'Japanese, Filipino, Vietnamese and dogs not allowed'
A Beijing restaurant owner was forced to remove a racist sign that barred citizens from Vietnam, Philippines and Japan – along with dogs – from entering after triggering international online fury. Sutirtho Patranobis reports.world Updated: Mar 01, 2013 02:50 IST
A Beijing restaurant owner was forced to remove a racist sign that barred citizens from Vietnam, Philippines and Japan – along with dogs – from entering after triggering international online fury.
The popular restaurant that serves Beijing specialties like soup with pork offal and located near the Forbidden City, a popular tourist spot, put up the sign on its door few days ago.
It said: “This restaurant does not receive the Japanese, the Philippines, the Vietnamese and dog(s).”
It was written both in Chinese and English.
China is currently embroiled in bitter disputes over the ownership of islands with all three countries in South China and East China seas.
Reports from Vietnam and Philippines said image of the sign went viral online after it was put up on Facebook post.

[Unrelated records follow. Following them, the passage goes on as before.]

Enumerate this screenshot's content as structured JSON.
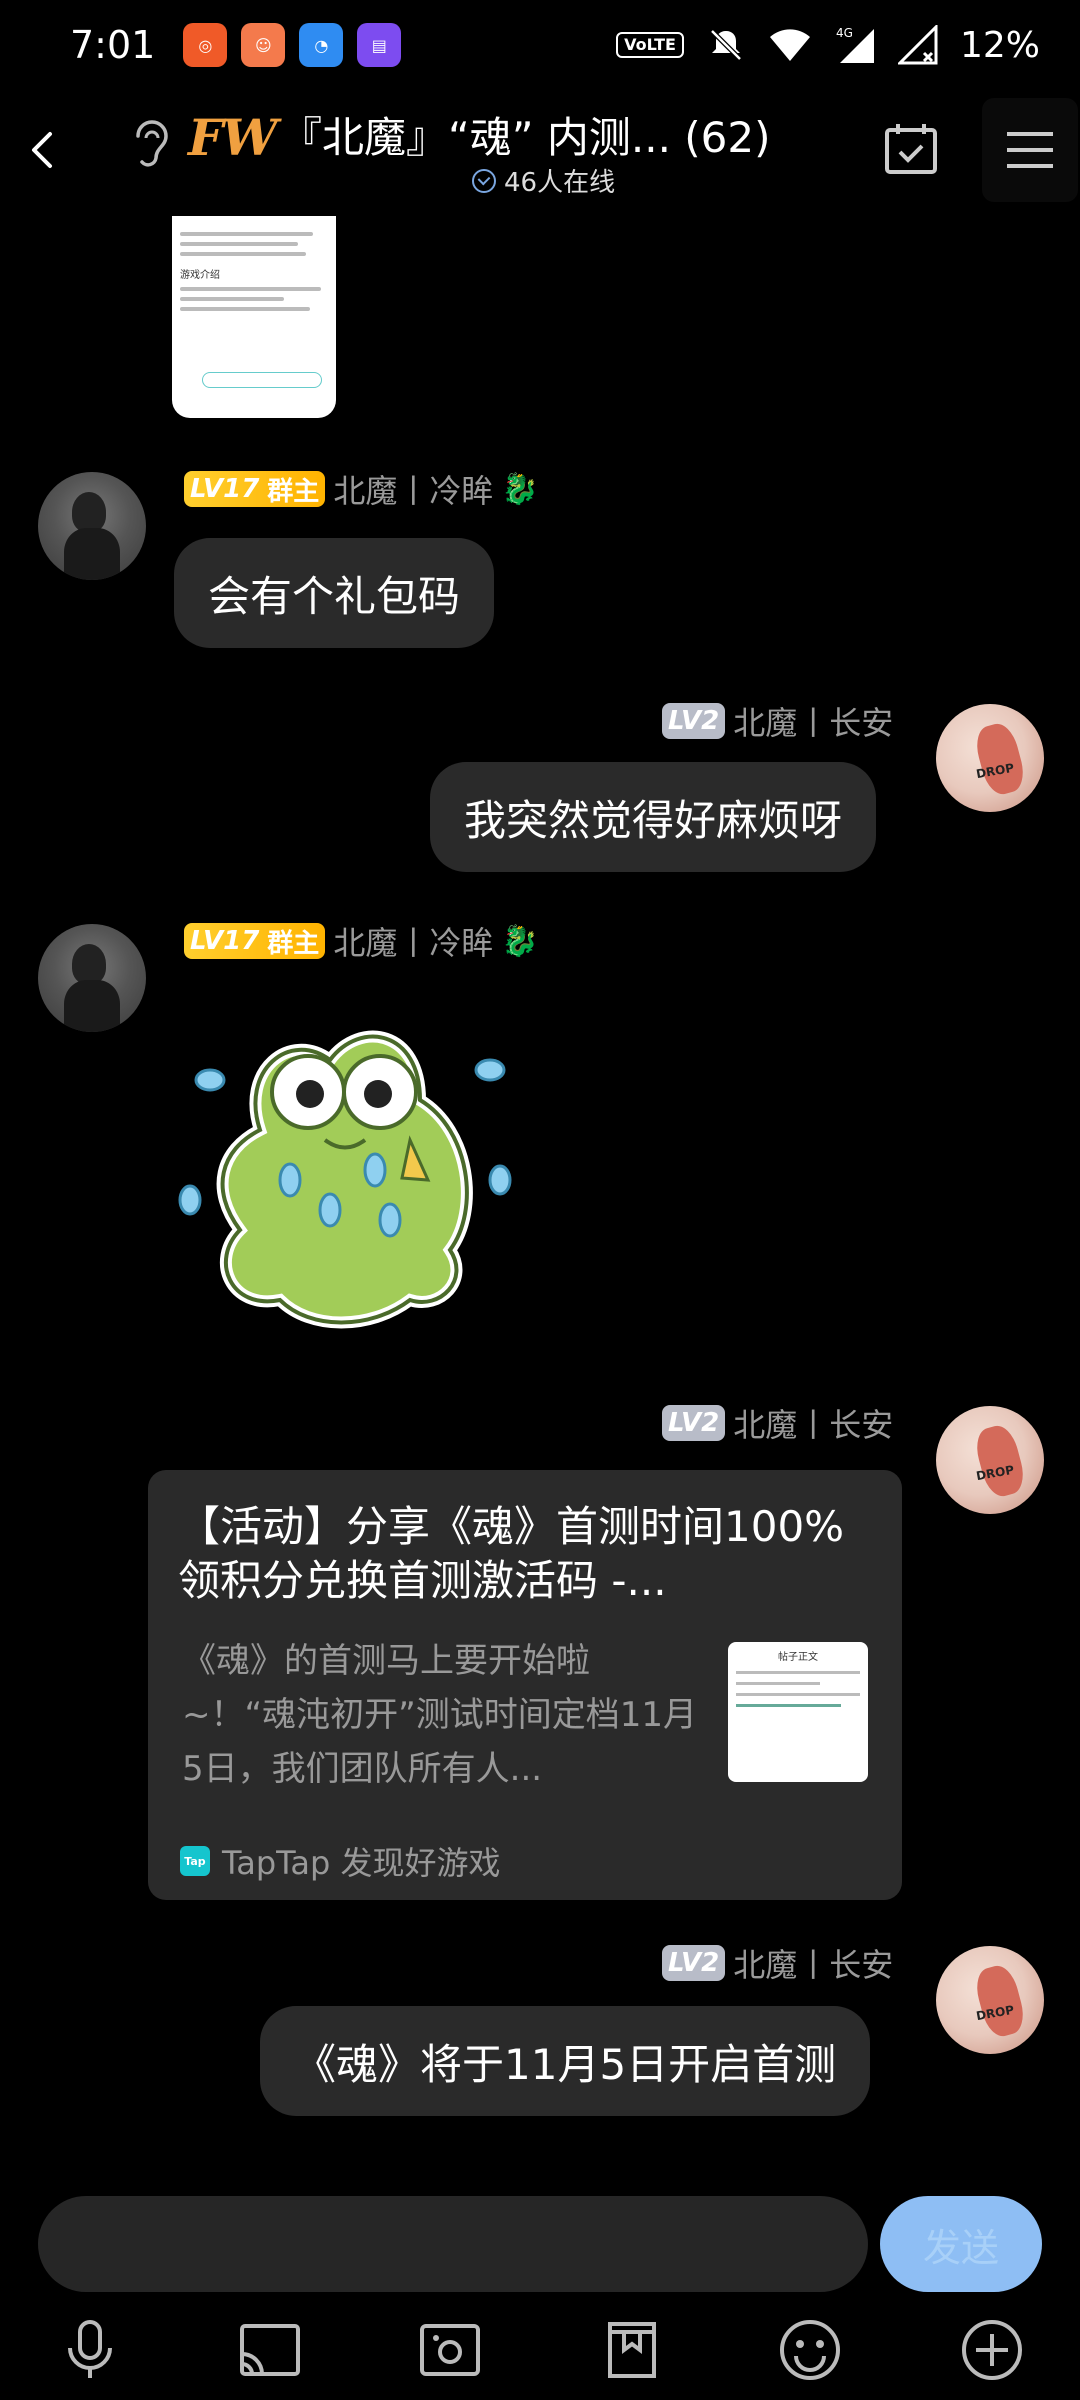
{
  "status_bar": {
    "time": "7:01",
    "battery": "12%",
    "volte": "VoLTE"
  },
  "header": {
    "logo_text": "FW",
    "title": "『北魔』“魂” 内测... (62)",
    "online": "46人在线"
  },
  "messages": [
    {
      "type": "text",
      "sender": "北魔丨冷眸",
      "level": "LV17",
      "role": "群主",
      "badge_emoji": "🐉",
      "text": "会有个礼包码"
    },
    {
      "type": "text",
      "sender": "北魔丨长安",
      "level": "LV2",
      "text": "我突然觉得好麻烦呀"
    },
    {
      "type": "sticker",
      "sender": "北魔丨冷眸",
      "level": "LV17",
      "role": "群主",
      "badge_emoji": "🐉",
      "sticker": "crying-frog"
    },
    {
      "type": "link",
      "sender": "北魔丨长安",
      "level": "LV2",
      "card_title": "【活动】分享《魂》首测时间100%领积分兑换首测激活码 -...",
      "card_desc": "《魂》的首测马上要开始啦~！“魂沌初开”测试时间定档11月5日，我们团队所有人...",
      "card_thumb_title": "帖子正文",
      "source": "TapTap 发现好游戏",
      "source_icon": "Tap"
    },
    {
      "type": "text",
      "sender": "北魔丨长安",
      "level": "LV2",
      "text": "《魂》将于11月5日开启首测"
    }
  ],
  "thumbnail_top": {
    "section_title": "游戏介绍"
  },
  "input": {
    "placeholder": "",
    "send_label": "发送"
  },
  "toolbar": {
    "icons": [
      "microphone-icon",
      "cast-icon",
      "photo-icon",
      "gift-box-icon",
      "emoji-icon",
      "plus-icon"
    ]
  },
  "colors": {
    "bubble": "#2a2a2a",
    "lv17_badge": "#ffc21a",
    "lv2_badge": "#b8bcc8",
    "send_button": "#8ebef4"
  }
}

Agency reports said the restaurant sign provoked an outcry in Vietnam and the Philippines, generating thousands of posts on Vietnamese social networking sites and newspaper comment threads.
“Filipinos greeted the photo with a mixture of fury and amusement."Blatant racism at Beijing Restaurant," journalist Veronica Pedrosa wrote in one widely-shared tweet,” news agency AFP reported from Manila.
Many commented on popular Chinese microblogs as well, condemning the sign and the owner’s ignorance; many called him “ultra nationalist.”
“I feel pity for the owner. The sign reveals his ignorance and narrow mind,” said a post on Sina Weibo, a popular microblog in China.
According to Sina Weibo, Wang, the owner of the restaurant, claimed that he posted the sign to show his patriotism.
“I don’t care others’ opinions. And I even don’t care about serving foreign diners. Besides, many customers agree with me on this issue,” Wang said.
Wang, however, had to remove the sign late on Thursday, saying he took it down because “it was a lot of bother.”
“I don't have any regrets,” he told AFP.
“I was just getting too many phone calls about it.”
“Maybe people misunderstood our meaning... it only said we would not serve customers from those countries,” he said.